Unless instructed by your doctor, do not expect or push baby to be on a schedule. It’s perfectly normal for baby’s feeding and sleeping routines to be erratic for the first weeks at home because your baby comes from a place where he received food and sleep “on demand.” This on-demand schedule continues into the newborn phase. Don’t worry about forming any “bad” habits in the first nights or weeks home because by following baby’s lead, you will see a 2 hour, then 3 hour feeding/sleep schedule occur naturally. Full term babies may even start with a 3 hour schedule.
For our twins and higher order multiples, parents might want to get babies on the same feeding schedule to avoid exhaustion from constant feeding of one baby or the other. In this instance, with your physician’s permission, parents can gently wake one baby when the other wakes to feed. The babies catch on very quickly and you’ll find feeding at the same time is the easiest way to get twins and multiples on the same schedule.

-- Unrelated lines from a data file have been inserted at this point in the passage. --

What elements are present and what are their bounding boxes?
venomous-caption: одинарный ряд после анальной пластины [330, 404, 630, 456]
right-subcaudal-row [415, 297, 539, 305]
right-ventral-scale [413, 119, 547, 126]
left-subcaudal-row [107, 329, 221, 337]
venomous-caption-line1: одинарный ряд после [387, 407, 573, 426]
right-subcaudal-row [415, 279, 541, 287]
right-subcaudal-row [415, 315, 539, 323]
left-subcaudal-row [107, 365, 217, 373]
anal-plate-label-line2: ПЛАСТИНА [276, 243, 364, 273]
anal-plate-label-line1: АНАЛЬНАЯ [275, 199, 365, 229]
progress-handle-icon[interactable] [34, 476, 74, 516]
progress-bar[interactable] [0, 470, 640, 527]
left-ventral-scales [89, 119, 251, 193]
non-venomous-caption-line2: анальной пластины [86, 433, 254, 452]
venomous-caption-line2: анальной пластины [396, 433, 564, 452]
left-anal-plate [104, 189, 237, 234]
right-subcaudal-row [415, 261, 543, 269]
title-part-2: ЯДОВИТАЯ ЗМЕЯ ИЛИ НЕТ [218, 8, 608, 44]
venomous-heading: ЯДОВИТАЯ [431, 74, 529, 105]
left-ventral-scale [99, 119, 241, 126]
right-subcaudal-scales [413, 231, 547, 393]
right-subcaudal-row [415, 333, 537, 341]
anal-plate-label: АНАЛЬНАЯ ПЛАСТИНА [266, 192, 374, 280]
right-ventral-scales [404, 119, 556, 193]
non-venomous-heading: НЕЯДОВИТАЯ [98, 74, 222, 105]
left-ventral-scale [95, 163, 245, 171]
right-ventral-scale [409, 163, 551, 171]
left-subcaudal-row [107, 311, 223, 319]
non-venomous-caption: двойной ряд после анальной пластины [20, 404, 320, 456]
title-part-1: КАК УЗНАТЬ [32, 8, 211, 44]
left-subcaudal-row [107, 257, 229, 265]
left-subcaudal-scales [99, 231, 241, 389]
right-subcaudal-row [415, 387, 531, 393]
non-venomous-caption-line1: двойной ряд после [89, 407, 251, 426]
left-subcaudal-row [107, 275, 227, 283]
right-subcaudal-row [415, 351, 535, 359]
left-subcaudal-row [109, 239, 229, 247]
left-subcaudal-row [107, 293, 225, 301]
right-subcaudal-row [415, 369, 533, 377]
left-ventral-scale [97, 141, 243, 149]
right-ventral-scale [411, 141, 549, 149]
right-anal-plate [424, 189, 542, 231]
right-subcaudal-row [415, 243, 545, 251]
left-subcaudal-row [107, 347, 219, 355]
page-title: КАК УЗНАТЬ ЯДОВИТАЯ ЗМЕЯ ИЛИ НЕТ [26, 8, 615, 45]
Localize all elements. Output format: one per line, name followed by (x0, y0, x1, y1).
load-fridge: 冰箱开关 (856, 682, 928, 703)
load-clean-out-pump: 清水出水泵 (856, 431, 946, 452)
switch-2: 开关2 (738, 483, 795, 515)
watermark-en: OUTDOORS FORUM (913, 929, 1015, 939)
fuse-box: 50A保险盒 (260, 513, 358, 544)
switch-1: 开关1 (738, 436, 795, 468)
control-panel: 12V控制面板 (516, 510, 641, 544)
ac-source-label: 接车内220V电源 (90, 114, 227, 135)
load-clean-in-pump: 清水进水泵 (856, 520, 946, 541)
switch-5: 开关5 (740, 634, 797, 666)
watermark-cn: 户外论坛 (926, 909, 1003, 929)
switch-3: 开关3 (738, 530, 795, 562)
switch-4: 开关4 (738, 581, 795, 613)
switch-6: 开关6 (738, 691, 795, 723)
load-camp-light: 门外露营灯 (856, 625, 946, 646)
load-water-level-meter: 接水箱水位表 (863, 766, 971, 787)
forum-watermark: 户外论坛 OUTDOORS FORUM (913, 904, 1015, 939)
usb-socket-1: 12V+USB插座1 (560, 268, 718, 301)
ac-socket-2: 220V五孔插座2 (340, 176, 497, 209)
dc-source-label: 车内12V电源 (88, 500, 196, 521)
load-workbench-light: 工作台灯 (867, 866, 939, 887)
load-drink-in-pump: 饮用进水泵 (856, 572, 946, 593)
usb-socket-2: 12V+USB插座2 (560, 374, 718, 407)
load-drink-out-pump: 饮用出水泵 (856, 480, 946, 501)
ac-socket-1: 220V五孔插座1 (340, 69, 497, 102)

It’s perfectly normal for baby’s feeding and sleeping routines to be erratic for the first weeks at home because your baby comes from a place where he received food and sleep “on demand.”
How Much Should My Baby Eat?
The most common reason our Nurses see for babies feeling fussy is overfeeding. It’s difficult for us adults to understand that only an ounce or a few ounces is enough to get baby full but don’t be swayed by even the tiniest bottles you see! For breastfeeding babies simply feed on demand, even if it appears baby is snacking. As long as baby is following a “suck/swallow/breathe” pattern, he is feeding at the rate he needs. The same rule should be followed for formula and bottle fed babies, with the exception that it’s helpful for parents to take lots of breaks when feeding from the bottle. Just like adults, babies may take in more fluid than they need before they realize they are full. This leads to discomfort and gas.
These videos can help for more information on how much milk or formula to give your newborn.
A Word About Breathing
One important thing to know about your first night home is that newborns breathe differently than adults. Babies don’t follow the rhythmic in and out breathing pattern that adults do. Some babies will even stop breathing for up to 7 or 8 seconds. Baby may also breathe rapidly for a short period of time. This is all normal but can be frightening if you’re not prepared for it. These small apnea episodes resolve on their own, but if you’re concerned, you can assess your newborn’s breathing by looking at their abdomen. Your infant’s abdomen rises and falls with each breath. The normal rate is 40-60 breaths per minute in the healthy, full-term infant (counted for a full minute), and will vary depending on whether she or he is sleeping, awake, active, or crying.
There is always more to learn when it comes to safety and wellness in the postpartum and newborn phase. Your primary care physician, pediatrician and hospital education pamphlets are your best sources of help. But while there are many baby experts out there, remember that you will become the real expert on your baby.